Objective: Maternal ethanol consumption during pregnancy could induce birth defects. Fetal heart, brain and placenta are usually targeted organs. Differential methylation regions (DMRs) in the Igf2/H19 locus are sensitive to environmental conditions. However, the effects of prenatal ethanol consumption on fetal heart, brain and placenta remain largely unknown. The aim of our study is to investigate tissue-specific effects of ethanol consumption during pregnancy on DNA methylation within Igf2/H19 DMRs and the expression of Igf2 in fetal mouse heart, brain, and placenta. Methods: We established a pregnant mouse ethanol gavage model (0.025 ml/g/day; 25% vol: vol). Ethanol was delivered between gestational day (GD) 0.5 and 15.5. Using a MassARRAY EpiTYPER assay, methylation patterns of 4 DMRs, including Igf2 DMR0, Igf2 DMR1, Igf2 DMR2, and H19 DMR, within the Igf2/H19 locus were evaluated in fetal tissues.

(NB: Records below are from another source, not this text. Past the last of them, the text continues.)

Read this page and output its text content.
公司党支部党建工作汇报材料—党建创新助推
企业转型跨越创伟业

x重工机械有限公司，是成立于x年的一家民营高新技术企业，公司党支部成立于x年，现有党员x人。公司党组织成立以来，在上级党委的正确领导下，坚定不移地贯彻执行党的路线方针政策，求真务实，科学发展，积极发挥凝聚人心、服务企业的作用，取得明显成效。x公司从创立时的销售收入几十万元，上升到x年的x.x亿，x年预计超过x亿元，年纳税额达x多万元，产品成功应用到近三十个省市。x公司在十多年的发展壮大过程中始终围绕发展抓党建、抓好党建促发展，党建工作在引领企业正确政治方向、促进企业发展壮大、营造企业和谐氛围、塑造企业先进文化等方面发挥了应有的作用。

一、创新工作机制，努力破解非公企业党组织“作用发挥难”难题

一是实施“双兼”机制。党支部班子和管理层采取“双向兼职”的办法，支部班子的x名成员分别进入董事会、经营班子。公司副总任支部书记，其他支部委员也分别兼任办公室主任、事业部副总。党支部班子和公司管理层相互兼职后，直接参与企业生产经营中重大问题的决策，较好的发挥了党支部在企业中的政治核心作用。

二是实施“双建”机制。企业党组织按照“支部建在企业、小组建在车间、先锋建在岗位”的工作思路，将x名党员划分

In parallel, the expression of insulin-like growth factor (Igf2) gene was measured by qRT-PCR and immunohistochemistry. Results: We found decreased DNA methylations at Igf2 DMR1, Igf2 DMR2, and H19 DMR in response to ethanol exposure in murine fetal heart, brain, and placenta, respectively. However, no significant methylation changes were observed at Igf2 DMR0 in all above examined tissues. Importantly, we detected increased Igf2 expression at mRNA and protein levels in corresponding fetal mice brain in response to ethanol exposure. Moreover, for ethanol-treated group, decreased Igf2 expression in fetal mice heart and increased Igf2 expression in fetal mice placenta at mRNA and protein levels were observed compared to controls, although the changes showed no significant differences. Conclusion: Our data indicates that the underlying mechanisms by which fetal developmentally important imprinting genes are dysregulated in a tissue-specific fashion in response to maternal ethanol exposure.